In patients with untreated OSA, sojourn to a high altitude can significantly worsen sleep-disordered breathing. The exacerbation of sleep-disordered breathing is driven primarily by development of central sleep apnea, not worsening of OSA. Hypobaric hypoxia at altitudes >6,666.67 ft (>2,000 m) induces periodic breathing with central apnea. Breathing instability is related to hypoxic stimulation of ventilation, resulting in a reduced CO2 reserve—that is, eupneic PCO2 close to the apneic threshold promoting a central apnea at a minor rise in ventilation. Enhanced chemosensitivity causes a ventilatory overshoot, leading to a vicious cycle of periodic breathing with central apneas. In a Swiss study of patients with OSA, the mean apnea-hypopnea index (AHI) increased from 51 to 89 events per hour after 2 days at a high altitude of 8,633.33 ft (2,590 m). The obstructive AHI did not change significantly, but the central apnea index increased from two to 29 events per hour. During altitude sojourns, combined treatment with acetazolamide and auto-CPAP, compared with auto-CPAP alone, resulted in improvement in nocturnal Spo2, better control of sleep apnea, and reduced insomnia (choice C is correct). In this study, acetazolamide was initiated on arrival at the high-altitude destination and was prescribed as 250 mg every morning and 500 mg every evening, prior to meals.

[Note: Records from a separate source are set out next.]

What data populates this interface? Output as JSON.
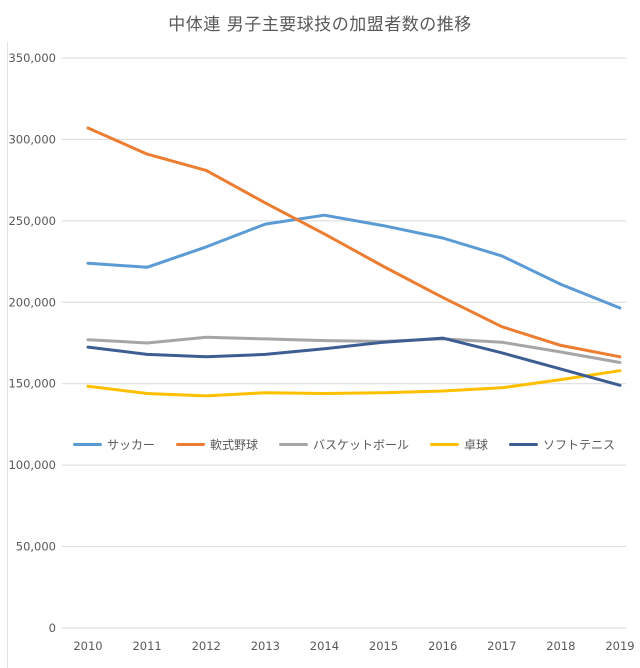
{
  "chart_data": {
    "type": "line",
    "title": "中体連 男子主要球技の加盟者数の推移",
    "x": [
      2010,
      2011,
      2012,
      2013,
      2014,
      2015,
      2016,
      2017,
      2018,
      2019
    ],
    "series": [
      {
        "id": "soccer",
        "name": "サッカー",
        "color": "#5B9BD5",
        "values": [
          224000,
          221500,
          234000,
          248000,
          253500,
          247000,
          239500,
          228500,
          211000,
          196500
        ]
      },
      {
        "id": "baseball",
        "name": "軟式野球",
        "color": "#ED7D31",
        "values": [
          307000,
          291000,
          281000,
          261000,
          242000,
          222000,
          203000,
          185000,
          173500,
          166500
        ]
      },
      {
        "id": "basketball",
        "name": "バスケットボール",
        "color": "#A6A6A6",
        "values": [
          177000,
          175000,
          178500,
          177500,
          176500,
          176000,
          177500,
          175500,
          169500,
          163000
        ]
      },
      {
        "id": "table-tennis",
        "name": "卓球",
        "color": "#FFC000",
        "values": [
          148500,
          144000,
          142500,
          144500,
          144000,
          144500,
          145500,
          147500,
          152500,
          158000
        ]
      },
      {
        "id": "soft-tennis",
        "name": "ソフトテニス",
        "color": "#3C5E92",
        "values": [
          172500,
          168000,
          166500,
          168000,
          171500,
          175500,
          178000,
          169000,
          159000,
          149000
        ]
      }
    ],
    "ylim": [
      0,
      350000
    ],
    "y_tick_step": 50000,
    "y_tick_labels": [
      "0",
      "50,000",
      "100,000",
      "150,000",
      "200,000",
      "250,000",
      "300,000",
      "350,000"
    ],
    "xlabel": "",
    "ylabel": "",
    "grid": "horizontal",
    "legend_position": "inside-middle",
    "colors": {
      "background": "#FFFFFF",
      "gridline": "#D9D9D9",
      "axis_text": "#595959",
      "title_text": "#595959",
      "frame_border": "#E2E2E2"
    }
  }
}
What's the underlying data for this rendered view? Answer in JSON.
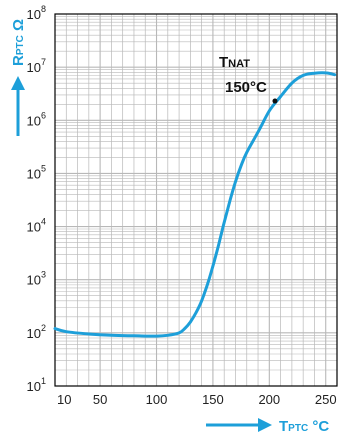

In the current case, a more detailed download of the patient's auto-CPAP device revealed that the estimated AHI of 25 events per hour while at high altitude consisted of an obstructive AHI of 2 and a central apnea index of 23 events per hour. The reason this patient's auto-CPAP device did not increase the delivered pressure while at high altitude is because the device is not designed to increase CPAP pressure in response to central apneas. Therefore, preemptively increasing the range of the auto-CPAP device will not solve the patient's problem (choice A is incorrect). Switching to a bilevel positive airway pressure (PAP) device will not solve the problem because, in fact, bilevel PAP therapy will lead to larger tidal volume delivery and will further decrease the PaCO2, thereby increasing respiratory instability and worsening of central apneas. Moreover, it is not practical to switch the device to bilevel PAP because insurance providers will not cover the cost (choice B is incorrect). The download reveals that the amount of large leak is minimal. Switching from a nasal mask to an oronasal mask is unnecessary; in some patients, it can increase discomfort and even worsen OSA by pushing the chin and the tongue backward, inducing upper airway obstruction (choice D is incorrect).